The Welsh study set out to further some of the published evidence that suggests the consumption of camel’s milk could prevent or halt diabetes. Researchers at Cardiff Metropolitan University wanted to see if camel’s milk lipids, or fats, could prevent macrophages similar to those found in fat from becoming inflamed when in the presence of the proteins found in diabetics. Macrophages are present in abdominal fat, and are a major player in the development of inflammation that can lead to many of diabetes’ complications, including heart disease and strokes.
“The actual basis of these benefits is poorly understood and few studies have investigated what component or components present in camel milk convey any of its supposed anti-diabetic benefits,” wrote Keith Morris, a professor of biomedical science and biostatistics and one of the study’s authors, wrote in a commentary posted in The Conversation.
“Studies that increase our understanding of the benefits or otherwise of dietary components are very challenging, but particularly for a food as complex as milk.”
Milk is made up of lipids and proteins, including immunoglobulins, as well as vitamins and minerals. “Given this complexity, we chose to investigate only the lipids in camel milk, and their effect on an aspect of diabetes known as inflammation,” Morris added.
The researchers incubated macrophages with saturated and unsaturated lipids taken from camel’s milk, both individually and in a mixture of the two. The experiments showed that the fatty acids from camel’s milk reduce the inflammation produced by the macrophages. The effect was more pronounced in the mixture of the lipids than when the camel milk was with only unsaturated fatty acids.

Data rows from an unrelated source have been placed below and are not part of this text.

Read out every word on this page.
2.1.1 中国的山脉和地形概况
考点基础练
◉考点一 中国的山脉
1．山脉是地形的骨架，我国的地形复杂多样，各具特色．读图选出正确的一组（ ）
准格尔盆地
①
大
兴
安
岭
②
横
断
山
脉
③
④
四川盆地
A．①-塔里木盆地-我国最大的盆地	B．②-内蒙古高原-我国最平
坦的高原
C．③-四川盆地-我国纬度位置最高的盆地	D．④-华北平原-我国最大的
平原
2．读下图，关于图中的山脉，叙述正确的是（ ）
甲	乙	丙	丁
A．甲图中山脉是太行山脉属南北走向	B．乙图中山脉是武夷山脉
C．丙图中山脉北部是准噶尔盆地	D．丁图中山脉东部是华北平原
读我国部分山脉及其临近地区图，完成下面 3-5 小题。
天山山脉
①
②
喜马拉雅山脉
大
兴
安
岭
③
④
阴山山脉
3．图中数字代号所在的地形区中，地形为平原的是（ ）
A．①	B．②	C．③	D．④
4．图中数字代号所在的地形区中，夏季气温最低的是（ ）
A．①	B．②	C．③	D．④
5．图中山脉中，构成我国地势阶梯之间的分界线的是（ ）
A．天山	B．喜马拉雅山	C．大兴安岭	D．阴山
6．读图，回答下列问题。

Interestingly, a complex of proteins known for their role as a central driver of inflammation, was found to be reduced by these lipids. Another triumph for camel’s milk, it would appear.
But before everyone rushes out to milk the nearest camel, there is a huge great caveat that covers nearly all research into the benefits of camel’s milk which should not be ignored. The benefits derived from it have all been shown to apply to animals, and not humans.
Dietary studies are littered with experimental data such as these, suggesting that different foods have a wide range of beneficial or harmful effects, though these can be less convincingly found in actual people, Prof. Morris said.
“We can’t say for certain whether camel milk ‘cures’ diabetes, or if it would reduce inflammation if a person with type 2 diabetes regularly consumed it. Our new data suggests that it may play a role in reducing the inflammation that is a major part of type 2 diabetes. Far more experimental work and at some point human trials are required to demonstrate if these results have relevance to people,” he concluded.